No evidence of carcinogenicity was found when benazepril was administered to rats and mice for up to two years at doses of up to 150 mg/kg/day. When compared on the basis of body weights, this dose is 110 times the maximum recommended human dose. When compared on the basis of body surface areas, this dose is 18 and 9 times (rats and mice, respectively) the maximum recommended human dose (calculations assume a patient weight of 60 kg). No mutagenic activity was detected in the Ames test in bacteria (with or without metabolic activation), in an in vitro test for forward mutations in cultured mammalian cells or in a nucleus anomaly test. In doses of 50 mg/kg/day to 500 mg/kg/day (6 to 60 times the maximum recommended human dose based on mg/m2 comparison and 37 to 375 times the maximum recommended human dose based on a mg/kg comparison), benazepril hydrochloride had no adverse effect on the reproductive performance of male and female rats.
See WARNINGS , Fetal/Neonatal Morbidity and Mortality.
Minimal amounts of unchanged benazepril and of benazeprilat are excreted into the breast milk of lactating women treated with benazepril. A newborn child ingesting entirely breast milk would receive less than 0.1% of the mg/kg maternal dose of benazepril and benazeprilat.
Of the total number of patients who received benazepril in U.S. clinical studies of benazepril hydrochloride, 18% were 65 or older while 2% were 75 or older. No overall differences in effectiveness or safety were observed between these patients and younger patients, and other reported clinical experience has not identified differences in responses between the elderly and younger patients, but greater sensitivity of some older individuals cannot be ruled out.
Benazepril and benazeprilat are substantially excreted by the kidney. Because elderly patients are more likely to have decreased renal function, care should be taken in dose selection, and it may be useful to monitor renal function.

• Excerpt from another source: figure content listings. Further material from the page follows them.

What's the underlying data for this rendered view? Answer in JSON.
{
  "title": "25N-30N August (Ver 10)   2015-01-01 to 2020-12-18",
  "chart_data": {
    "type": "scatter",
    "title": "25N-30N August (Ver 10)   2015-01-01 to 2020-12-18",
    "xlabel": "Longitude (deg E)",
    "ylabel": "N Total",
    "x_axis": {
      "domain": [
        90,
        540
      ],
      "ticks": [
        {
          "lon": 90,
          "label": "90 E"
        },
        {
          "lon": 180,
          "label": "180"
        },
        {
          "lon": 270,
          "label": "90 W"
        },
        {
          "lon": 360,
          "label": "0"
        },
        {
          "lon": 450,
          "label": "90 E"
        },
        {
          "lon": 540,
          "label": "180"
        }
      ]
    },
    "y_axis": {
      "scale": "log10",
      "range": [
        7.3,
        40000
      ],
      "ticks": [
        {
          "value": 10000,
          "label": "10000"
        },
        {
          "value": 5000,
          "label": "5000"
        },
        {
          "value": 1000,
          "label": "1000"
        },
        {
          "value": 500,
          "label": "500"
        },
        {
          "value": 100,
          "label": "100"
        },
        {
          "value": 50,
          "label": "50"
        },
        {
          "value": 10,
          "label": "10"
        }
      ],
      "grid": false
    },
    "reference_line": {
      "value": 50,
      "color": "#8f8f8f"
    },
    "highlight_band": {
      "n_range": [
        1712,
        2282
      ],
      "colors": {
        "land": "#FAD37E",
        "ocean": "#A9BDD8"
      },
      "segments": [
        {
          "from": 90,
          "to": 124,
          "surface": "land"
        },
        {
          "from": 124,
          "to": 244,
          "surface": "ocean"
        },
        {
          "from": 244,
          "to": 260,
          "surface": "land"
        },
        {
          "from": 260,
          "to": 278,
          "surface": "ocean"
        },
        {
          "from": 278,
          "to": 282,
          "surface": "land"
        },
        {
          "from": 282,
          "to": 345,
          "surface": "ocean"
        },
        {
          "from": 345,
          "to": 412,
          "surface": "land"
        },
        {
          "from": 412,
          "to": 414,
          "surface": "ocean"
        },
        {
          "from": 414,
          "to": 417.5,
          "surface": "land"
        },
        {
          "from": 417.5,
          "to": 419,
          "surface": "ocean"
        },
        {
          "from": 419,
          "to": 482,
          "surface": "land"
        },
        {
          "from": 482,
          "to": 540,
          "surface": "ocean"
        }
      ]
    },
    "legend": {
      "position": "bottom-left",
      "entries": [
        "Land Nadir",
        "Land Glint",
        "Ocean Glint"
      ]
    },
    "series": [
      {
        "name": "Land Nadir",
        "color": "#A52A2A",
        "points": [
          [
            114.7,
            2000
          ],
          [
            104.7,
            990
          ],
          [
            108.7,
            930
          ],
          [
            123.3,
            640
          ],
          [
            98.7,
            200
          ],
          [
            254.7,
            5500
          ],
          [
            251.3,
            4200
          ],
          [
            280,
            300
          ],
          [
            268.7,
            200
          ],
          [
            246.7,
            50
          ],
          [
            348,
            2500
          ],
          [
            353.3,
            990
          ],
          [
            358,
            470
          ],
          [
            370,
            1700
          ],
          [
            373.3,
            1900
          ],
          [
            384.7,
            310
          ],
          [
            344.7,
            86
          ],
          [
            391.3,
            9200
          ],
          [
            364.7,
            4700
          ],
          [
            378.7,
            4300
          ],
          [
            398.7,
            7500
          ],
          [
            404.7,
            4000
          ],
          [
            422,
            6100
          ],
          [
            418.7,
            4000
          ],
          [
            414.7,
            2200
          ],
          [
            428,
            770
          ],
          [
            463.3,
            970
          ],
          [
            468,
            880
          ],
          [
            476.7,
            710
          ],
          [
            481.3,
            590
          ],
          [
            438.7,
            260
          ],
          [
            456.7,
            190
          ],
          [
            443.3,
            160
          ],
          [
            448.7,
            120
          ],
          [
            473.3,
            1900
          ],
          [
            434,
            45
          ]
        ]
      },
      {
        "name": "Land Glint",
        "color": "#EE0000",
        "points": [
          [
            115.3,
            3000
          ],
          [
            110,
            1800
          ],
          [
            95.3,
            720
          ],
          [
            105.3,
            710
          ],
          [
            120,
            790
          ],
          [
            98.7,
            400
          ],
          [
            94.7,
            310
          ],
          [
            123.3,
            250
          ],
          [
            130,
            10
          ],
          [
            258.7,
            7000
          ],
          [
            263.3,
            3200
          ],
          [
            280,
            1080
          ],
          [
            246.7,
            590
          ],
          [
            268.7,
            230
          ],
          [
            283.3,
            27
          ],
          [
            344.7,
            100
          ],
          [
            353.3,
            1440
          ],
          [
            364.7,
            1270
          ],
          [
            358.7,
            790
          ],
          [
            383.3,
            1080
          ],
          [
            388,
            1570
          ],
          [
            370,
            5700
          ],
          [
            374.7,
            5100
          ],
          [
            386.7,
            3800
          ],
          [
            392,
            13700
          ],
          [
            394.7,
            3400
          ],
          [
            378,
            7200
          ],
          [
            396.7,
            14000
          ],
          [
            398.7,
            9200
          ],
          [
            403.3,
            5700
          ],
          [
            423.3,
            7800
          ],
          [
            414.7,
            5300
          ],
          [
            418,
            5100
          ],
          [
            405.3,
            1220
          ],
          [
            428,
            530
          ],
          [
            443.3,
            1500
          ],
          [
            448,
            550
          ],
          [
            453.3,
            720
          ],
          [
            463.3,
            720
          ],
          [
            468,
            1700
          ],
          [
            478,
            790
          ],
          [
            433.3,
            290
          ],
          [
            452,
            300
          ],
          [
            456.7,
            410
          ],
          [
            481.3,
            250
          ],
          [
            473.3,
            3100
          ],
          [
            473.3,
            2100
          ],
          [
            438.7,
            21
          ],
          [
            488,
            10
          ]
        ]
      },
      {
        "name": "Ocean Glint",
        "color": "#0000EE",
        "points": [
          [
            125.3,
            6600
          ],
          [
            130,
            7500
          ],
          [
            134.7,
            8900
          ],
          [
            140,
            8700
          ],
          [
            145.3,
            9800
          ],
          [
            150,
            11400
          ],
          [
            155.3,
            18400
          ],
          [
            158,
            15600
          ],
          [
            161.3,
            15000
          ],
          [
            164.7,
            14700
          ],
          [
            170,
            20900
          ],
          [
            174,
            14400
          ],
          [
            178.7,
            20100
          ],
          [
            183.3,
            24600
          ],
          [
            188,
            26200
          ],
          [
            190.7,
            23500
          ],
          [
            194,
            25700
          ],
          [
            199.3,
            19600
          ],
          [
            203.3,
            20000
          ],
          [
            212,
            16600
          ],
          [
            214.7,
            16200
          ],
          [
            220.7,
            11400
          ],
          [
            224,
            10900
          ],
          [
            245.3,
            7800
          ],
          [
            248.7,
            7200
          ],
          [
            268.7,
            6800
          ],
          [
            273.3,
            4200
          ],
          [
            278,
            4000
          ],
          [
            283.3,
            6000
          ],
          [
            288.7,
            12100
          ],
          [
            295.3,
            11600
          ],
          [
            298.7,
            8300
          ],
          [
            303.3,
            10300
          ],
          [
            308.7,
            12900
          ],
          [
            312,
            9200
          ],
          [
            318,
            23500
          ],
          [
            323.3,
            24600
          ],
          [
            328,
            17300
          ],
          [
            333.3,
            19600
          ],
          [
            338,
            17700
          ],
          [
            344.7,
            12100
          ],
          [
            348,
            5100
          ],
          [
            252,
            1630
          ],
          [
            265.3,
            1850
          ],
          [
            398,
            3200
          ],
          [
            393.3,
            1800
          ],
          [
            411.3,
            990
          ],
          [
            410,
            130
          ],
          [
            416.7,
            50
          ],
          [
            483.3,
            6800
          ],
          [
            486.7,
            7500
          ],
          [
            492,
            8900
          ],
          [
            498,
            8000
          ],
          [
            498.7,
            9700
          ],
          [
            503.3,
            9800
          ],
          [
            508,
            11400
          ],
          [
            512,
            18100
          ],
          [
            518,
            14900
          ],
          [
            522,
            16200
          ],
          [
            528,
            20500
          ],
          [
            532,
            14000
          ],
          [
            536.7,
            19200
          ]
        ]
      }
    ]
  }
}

The antihypertensive effects of benazepril hydrochloride have been evaluated in a double-blind study in pediatric patients 7 to 16 years of age (see CLINICAL PHARMACOLOGY, Pharmacodynamics and Hypertension). The pharmacokinetics of benazepril hydrochloride have been evaluated in pediatric patients 6 to 16 years of age (see CLINICAL PHARMACOLOGY, Pharmacokinetics and Metabolism). Benazepril hydrochloride was generally well tolerated and adverse effects were similar to those described in adults. (See ADVERSE REACTIONS, Pediatric Patients).
Treatment with benazepril hydrochloride is not recommended in pediatric patients less than 6 years of age (see ADVERSE REACTIONS), and in children with glomerular filtration rate <30 mL/min as there are insufficient data available to support a dosing recommendation in these groups. (See CLINICAL PHARMACOLOGY, Pharmacokinetics and Metabolism , In Pediatric Patients and DOSAGE AND ADMINISTRATION.)
Benazepril hydrochloride has been evaluated for safety in over 6,000 patients with hypertension; over 700 of these patients were treated for at least one year. The overall incidence of reported adverse events was comparable in benazepril hydrochloride and placebo patients.
The reported side effects were generally mild and transient, and there was no relation between side effects and age, duration of therapy, or total dosage within the range of 2 mg to 80 mg. Discontinuation of therapy because of a side effect was required in approximately 5% of U.S. patients treated with benazepril hydrochloride and in 3% of patients treated with placebo.
The most common reasons for discontinuation were headache (0.6%) and cough (0.5%) (see PRECAUTIONS , Cough ).
The side effects considered possibly or probably related to study drug that occurred in U.S. placebo-controlled trials in more than 1% of patients treated with benazepril hydrochloride are shown below.
Other adverse experiences reported in controlled clinical trials (in less than 1% of benazepril patients), and rarer events seen in post-marketing experience, include the following (in some, a causal relationship to drug use is uncertain):
Symptomatic hypotension was seen in 0.3% of patients, postural hypotension in 0.4% and syncope in 0.1%; these reactions led to discontinuation of therapy in 4 patients who had received benazepril monotherapy and in 9 patients who had received benazepril with hydrochlorothiazide (see PRECAUTIONS and WARNINGS). Other reports included angina pectoris, palpitations and peripheral edema.
Of hypertensive patients with no apparent preexisting renal disease, about 2% have sustained increases in serum creatinine to at least 150% of their baseline values while receiving benazepril hydrochloride, but most of these increases have disappeared despite continuing treatment. A much smaller fraction of these patients (less than 0.1%) developed simultaneous (usually transient) increases in blood urea nitrogen and serum creatinine.